Well the injections I got in Malaysia and Indonesia never got me this racy.
‘It’s not novocaine,’ he says.
I know, it’s something much much stronger.
I’m just hoping the Dark Angels aren’t monitoring me. I’m taking on those scattery paranoia qualities associated with shabu.
‘Don’t worry,’ says Dr. John, ‘I won’t inform the police that you have been sending up our president and my affiliated club, the Dark Angels.’
But, but, but.... I was only quoting you.
I said patient and doctor confidentiality counts for something.

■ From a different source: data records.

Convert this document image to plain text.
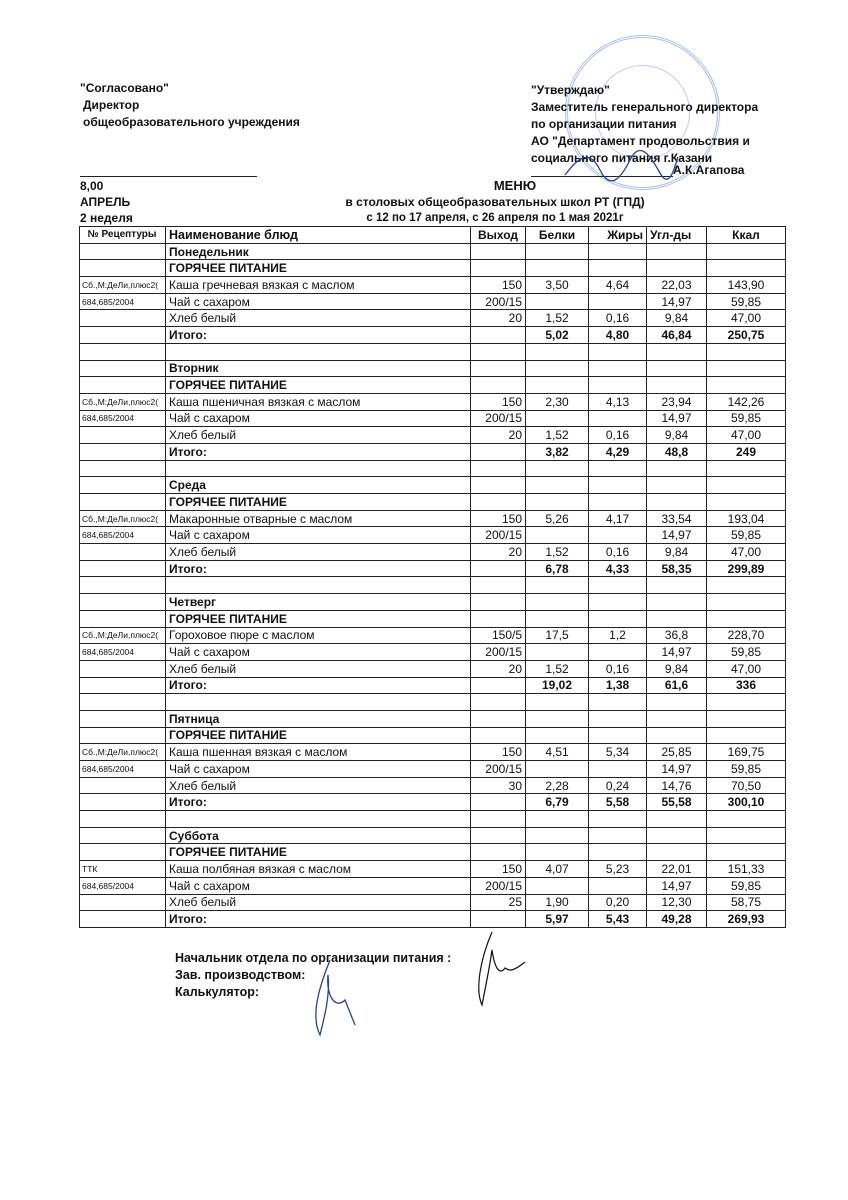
"Согласовано"
Директор
общеобразовательного учреждения
"Утверждаю"
Заместитель генерального директора
по организации питания
АО "Департамент продовольствия и
социального питания г.Казани
А.К.Агапова
8,00
АПРЕЛЬ
2 неделя
МЕНЮ
в столовых общеобразовательных школ РТ (ГПД)
с 12 по 17 апреля, с 26 апреля по 1 мая 2021г
№ Рецептуры	Наименование блюд	Выход	Белки	Жиры	Угл-ды	Ккал
	Понедельник					
	ГОРЯЧЕЕ ПИТАНИЕ					
Сб.,М:ДеЛи,плюс2(	Каша гречневая вязкая с маслом	150	3,50	4,64	22,03	143,90
684,685/2004	Чай с сахаром	200/15			14,97	59,85
	Хлеб белый	20	1,52	0,16	9,84	47,00
	Итого:		5,02	4,80	46,84	250,75

	Вторник					
	ГОРЯЧЕЕ ПИТАНИЕ					
Сб.,М:ДеЛи,плюс2(	Каша пшеничная вязкая с маслом	150	2,30	4,13	23,94	142,26
684,685/2004	Чай с сахаром	200/15			14,97	59,85
	Хлеб белый	20	1,52	0,16	9,84	47,00
	Итого:		3,82	4,29	48,8	249

	Среда					
	ГОРЯЧЕЕ ПИТАНИЕ					
Сб.,М:ДеЛи,плюс2(	Макаронные отварные с маслом	150	5,26	4,17	33,54	193,04
684,685/2004	Чай с сахаром	200/15			14,97	59,85
	Хлеб белый	20	1,52	0,16	9,84	47,00
	Итого:		6,78	4,33	58,35	299,89

	Четверг					
	ГОРЯЧЕЕ ПИТАНИЕ					
Сб.,М:ДеЛи,плюс2(	Гороховое пюре с маслом	150/5	17,5	1,2	36,8	228,70
684,685/2004	Чай с сахаром	200/15			14,97	59,85
	Хлеб белый	20	1,52	0,16	9,84	47,00
	Итого:		19,02	1,38	61,6	336

	Пятница					
	ГОРЯЧЕЕ ПИТАНИЕ					
Сб.,М:ДеЛи,плюс2(	Каша пшенная вязкая с маслом	150	4,51	5,34	25,85	169,75
684,685/2004	Чай с сахаром	200/15			14,97	59,85
	Хлеб белый	30	2,28	0,24	14,76	70,50
	Итого:		6,79	5,58	55,58	300,10

	Суббота					
	ГОРЯЧЕЕ ПИТАНИЕ					
ТТК	Каша полбяная вязкая с маслом	150	4,07	5,23	22,01	151,33
684,685/2004	Чай с сахаром	200/15			14,97	59,85
	Хлеб белый	25	1,90	0,20	12,30	58,75
	Итого:		5,97	5,43	49,28	269,93
Начальник отдела по организации питания :
Зав. производством:
Калькулятор:
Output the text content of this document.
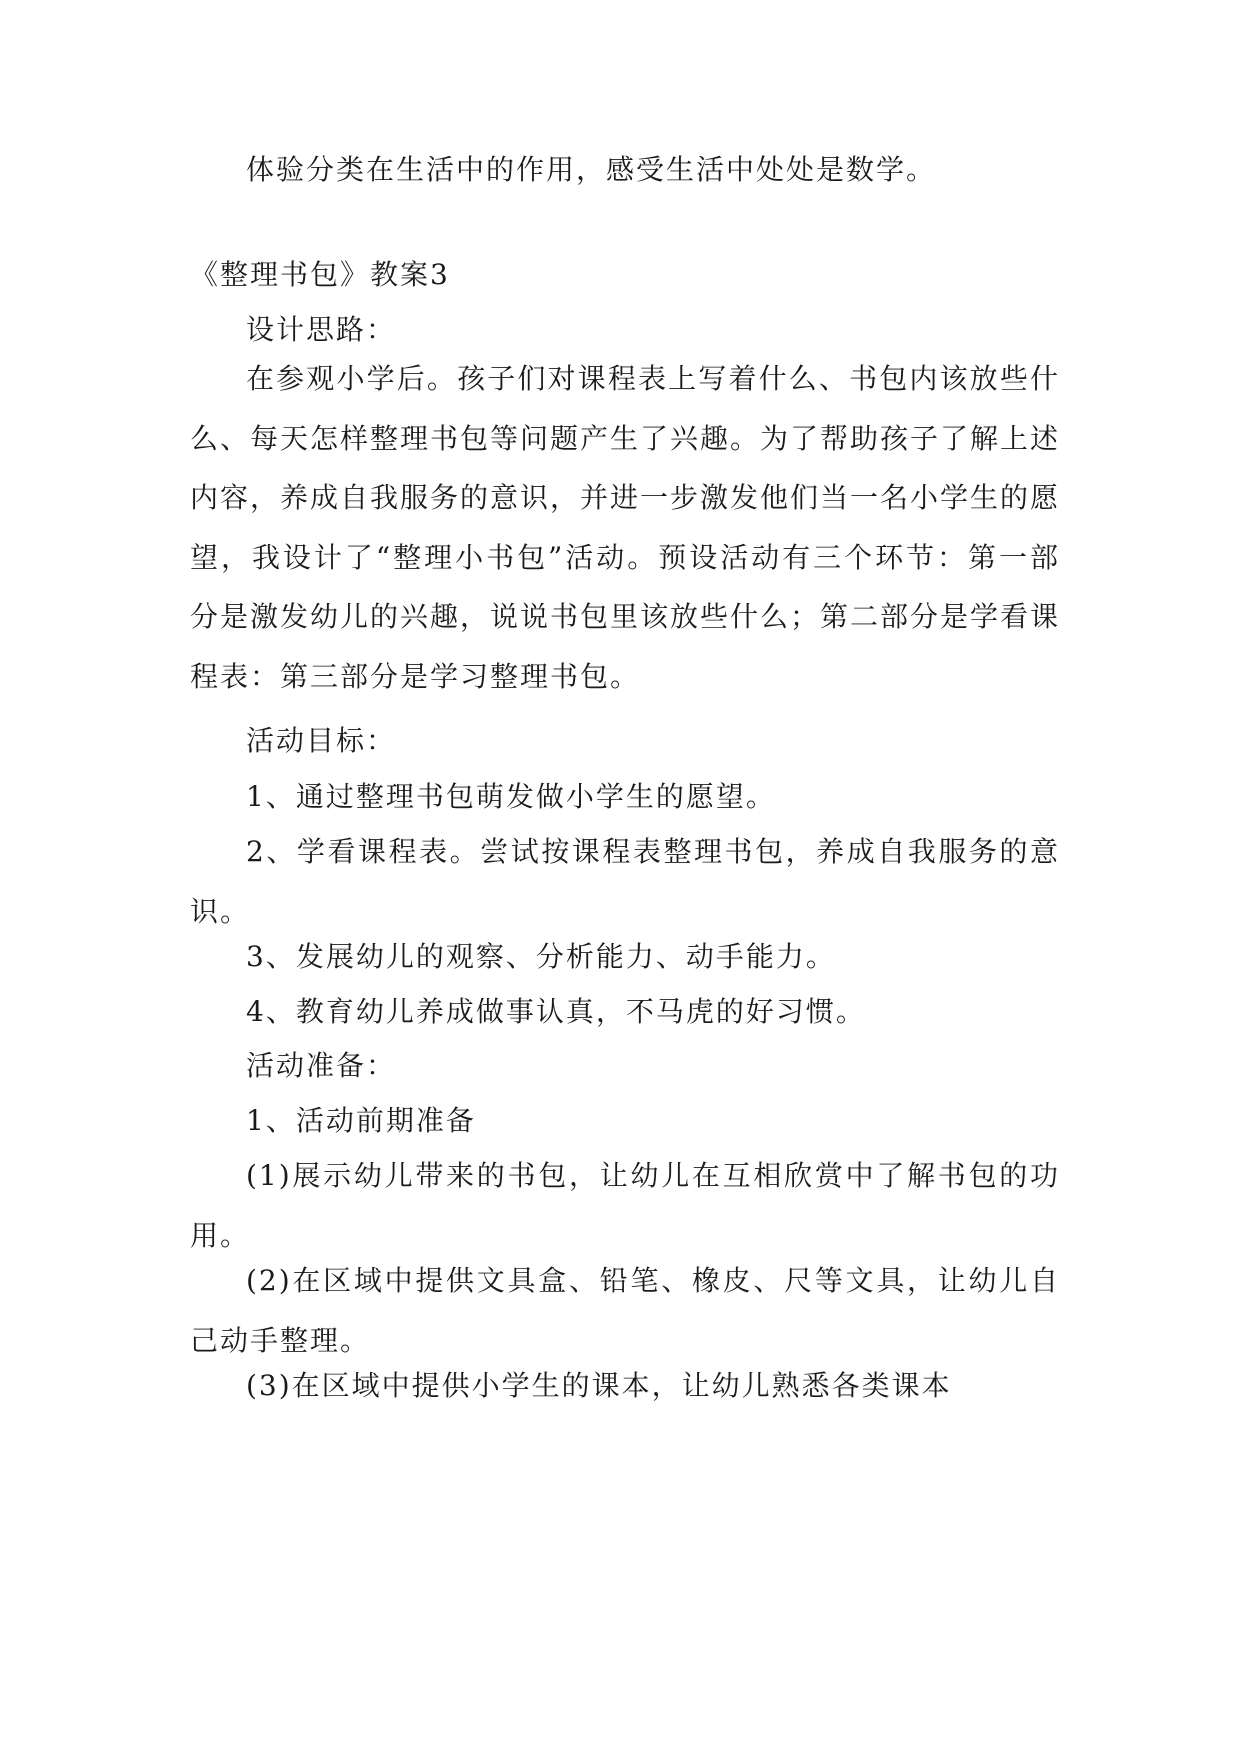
体验分类在生活中的作用，感受生活中处处是数学。
《整理书包》教案3
设计思路：
在参观小学后。孩子们对课程表上写着什么、书包内该放些什么、每天怎样整理书包等问题产生了兴趣。为了帮助孩子了解上述内容，养成自我服务的意识，并进一步激发他们当一名小学生的愿望，我设计了“整理小书包”活动。预设活动有三个环节：第一部分是激发幼儿的兴趣，说说书包里该放些什么；第二部分是学看课程表：第三部分是学习整理书包。
活动目标：
1、通过整理书包萌发做小学生的愿望。
2、学看课程表。尝试按课程表整理书包，养成自我服务的意识。
3、发展幼儿的观察、分析能力、动手能力。
4、教育幼儿养成做事认真，不马虎的好习惯。
活动准备：
1、活动前期准备
(1)展示幼儿带来的书包，让幼儿在互相欣赏中了解书包的功用。
(2)在区域中提供文具盒、铅笔、橡皮、尺等文具，让幼儿自己动手整理。
(3)在区域中提供小学生的课本，让幼儿熟悉各类课本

‘I won’t inform on you,’ he says, ‘now ease up on the coffee and see you tomorrow.’
Ok, I said.
You have a lovely smile to look forward to.’
I sometimes feel I’m living in a parallel universe. Manila breaks me out in hives.
‘It’s just withdrawals,’ he says. ‘It must be the ephedrine I mixed with the anesthetics.’
It’s all making sense now.
‘I’ve never had a patient who hasn’t enjoyed a session in my dental chair.’
Transparency first, then closure.
‘You mean crowned.’
Dr. John says to take the cup he gave me. It says after eight hours, caffeine has left the blood system.
‘You’ll need it more than me.’
And what about the ephedrine?
‘It’s our little secret, but I’d say it’s still coursing through your veins from the last session two days ago.’